10 Doe ginck Mose ende Aaron tot Pharao henen in, ende deden alsoo gelijck de HEERE geboden hadde: ende Aaron wierp sijnen staf neder voor Pharaos aengesichte, ende voor het aengesichte sijner knechten, ende hy wert tot een drake.
11 Pharao nu riep oock de Wijse ende de guychelaers: ende de Egyptische tooveraers deden oock alsoo met hare besweeringen.
12 Want een yegelick wierp sijnen staf neder, ende sy wierden tot draken: maer Aarons staf verslondt hare staven.
13 Doch Pharaos herte verstockte, so dat hy nae haer niet en hoorde, gelijck de HEERE gesproken hadde.
14 Doe seyde de HEERE tot Mose, Pharaos herte is swaer: hy weygert het volck te laten trecken.

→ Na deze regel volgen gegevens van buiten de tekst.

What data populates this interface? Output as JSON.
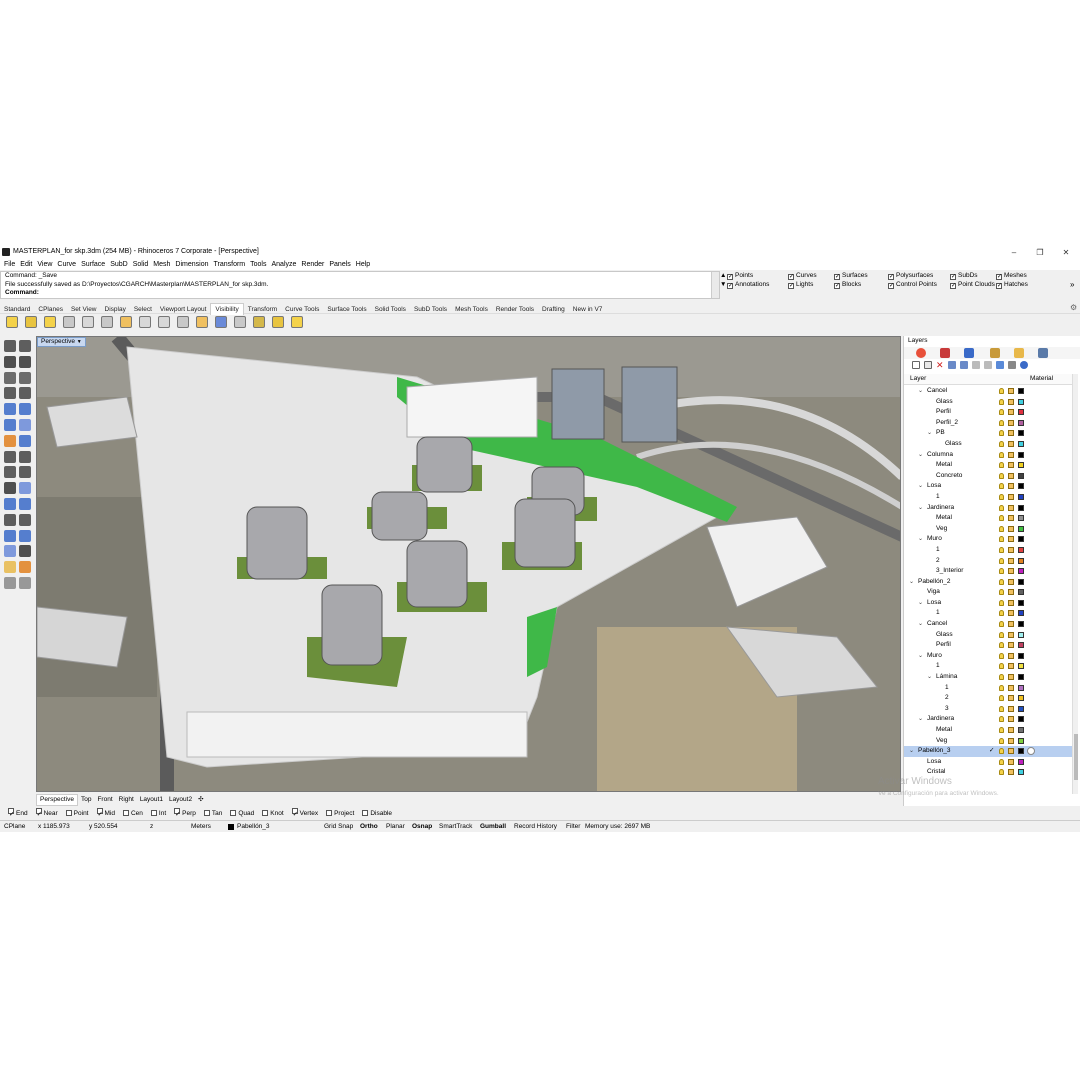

15 Gaet henen tot Pharao inden morgenstont, siet, hy sal uytgaen nae ’t water toe, so stelt u tegen hem over aen den oever der Riviere: ende den staf die in een slange is verandert geweest, sult ghy in uwe hant nemen.

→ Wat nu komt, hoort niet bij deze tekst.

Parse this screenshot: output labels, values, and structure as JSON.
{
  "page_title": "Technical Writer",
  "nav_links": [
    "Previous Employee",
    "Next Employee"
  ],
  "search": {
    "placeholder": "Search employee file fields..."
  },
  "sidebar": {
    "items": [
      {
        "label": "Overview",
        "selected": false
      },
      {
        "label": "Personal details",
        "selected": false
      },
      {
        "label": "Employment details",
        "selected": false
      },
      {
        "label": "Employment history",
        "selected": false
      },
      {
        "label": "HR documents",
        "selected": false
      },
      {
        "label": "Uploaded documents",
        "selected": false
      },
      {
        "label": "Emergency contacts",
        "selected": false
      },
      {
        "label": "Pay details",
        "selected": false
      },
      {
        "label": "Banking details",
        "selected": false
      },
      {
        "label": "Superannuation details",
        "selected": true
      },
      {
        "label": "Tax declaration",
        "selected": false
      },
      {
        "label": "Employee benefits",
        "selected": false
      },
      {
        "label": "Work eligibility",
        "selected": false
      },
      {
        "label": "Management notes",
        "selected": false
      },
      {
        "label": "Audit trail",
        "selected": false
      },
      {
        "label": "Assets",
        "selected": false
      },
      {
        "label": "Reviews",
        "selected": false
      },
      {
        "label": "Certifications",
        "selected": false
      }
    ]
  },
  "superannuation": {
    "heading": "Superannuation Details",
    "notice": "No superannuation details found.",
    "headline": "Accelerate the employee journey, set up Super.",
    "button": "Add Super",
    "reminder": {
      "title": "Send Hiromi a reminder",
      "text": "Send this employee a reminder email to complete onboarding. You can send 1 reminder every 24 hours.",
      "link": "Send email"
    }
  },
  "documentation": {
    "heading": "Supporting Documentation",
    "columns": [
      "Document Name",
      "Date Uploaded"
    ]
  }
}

16 Ende ghy sult tot hem seggen, De HEERE, der Hebreen Godt, heeft my tot u gesonden, seggende, Laet mijn volck trecken, dat het my diene in de woestijne: doch siet ghy en hebt tot nu toe niet gehoort.
17 Soo seyt de HEERE, Daer aen sult ghy weten dat ick de HEERE ben: siet ick sal met desen staf, die in mijne hant is, op het water, dat in dese Riviere is, slaen, ende het sal in bloet verandert worden.

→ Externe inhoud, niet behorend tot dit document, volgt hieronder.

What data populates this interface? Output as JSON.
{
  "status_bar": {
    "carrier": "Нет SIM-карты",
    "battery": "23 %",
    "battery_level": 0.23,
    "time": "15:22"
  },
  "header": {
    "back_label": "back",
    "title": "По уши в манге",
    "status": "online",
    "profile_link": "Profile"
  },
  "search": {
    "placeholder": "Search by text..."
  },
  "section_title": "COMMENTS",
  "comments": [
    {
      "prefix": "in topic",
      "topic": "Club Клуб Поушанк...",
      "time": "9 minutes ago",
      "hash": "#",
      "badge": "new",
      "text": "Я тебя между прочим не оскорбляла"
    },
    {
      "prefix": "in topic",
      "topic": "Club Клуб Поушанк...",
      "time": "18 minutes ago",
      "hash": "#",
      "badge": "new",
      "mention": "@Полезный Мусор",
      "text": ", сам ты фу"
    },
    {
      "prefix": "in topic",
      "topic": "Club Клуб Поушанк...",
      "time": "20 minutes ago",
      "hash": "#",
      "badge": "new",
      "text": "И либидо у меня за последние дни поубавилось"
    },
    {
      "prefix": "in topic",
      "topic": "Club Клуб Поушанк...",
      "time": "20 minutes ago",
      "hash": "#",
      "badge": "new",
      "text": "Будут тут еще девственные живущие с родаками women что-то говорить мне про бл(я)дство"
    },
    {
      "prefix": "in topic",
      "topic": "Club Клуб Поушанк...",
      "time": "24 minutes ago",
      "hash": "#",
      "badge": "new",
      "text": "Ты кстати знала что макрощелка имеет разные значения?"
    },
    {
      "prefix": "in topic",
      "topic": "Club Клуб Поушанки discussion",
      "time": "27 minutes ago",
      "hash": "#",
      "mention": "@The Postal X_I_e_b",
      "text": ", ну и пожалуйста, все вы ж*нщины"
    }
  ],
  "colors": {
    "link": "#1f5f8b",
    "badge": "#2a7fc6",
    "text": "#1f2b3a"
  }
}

18 Ende de visch inde Riviere sal sterven, so dat de Riviere sal stincken: ende de Egyptenaers sullen vermoeyt worden, dat sy ’t water uyt de Riviere drincken mogen.
19 Voorder seyde de HEERE tot Mose, Segt tot Aaron, Neemt uwen staf, ende steeckt uwe hant uyt over de wateren der Egyptenaren, over hare stroomen, over hare rivieren, ende over hare poelen, ende over alle vergaderinge harer wateren, dat sy bloet werden: ende daer zy bloet in den gantschen Egypten-lande, beyde in houten, ende in steenen [vaten.]
20 Mose nu ende Aaron deden alsoo, gelijck de HEERE geboden hadde, ende hy hief den staf op, ende sloech het water dat in de Riviere was, voor de oogen Pharaos, ende voor de oogen sijner knechten: ende al het water in de Riviere wert in bloet verandert.
21 Ende de visch die in de Riviere was storf, ende de Riviere stonck, so dat de Egyptenaers het water uyt de Riviere niet drincken en konden: ende daer was bloet in den gantschen Egypten-lande.
22 Doch de Egyptische Toveraers deden [oock] alsoo met hare besweeringen: so dat Pharaos herte verstockte, ende hy en hoorde nae haer niet, gelijck als de HEERE gesproken hadde.
23 Ende Pharao keerde hem om, ende ginck nae sijn huys: ende hy en sette sijn herte daer oock niet aen.
24 Doch alle Egyptenaers groeven rontom de Riviere, om water te drincken, want sy en konden van het water der Riviere niet drincken.
25 Also werden seven dagen vervult, na dat de HEERE de Riviere geslagen hadde.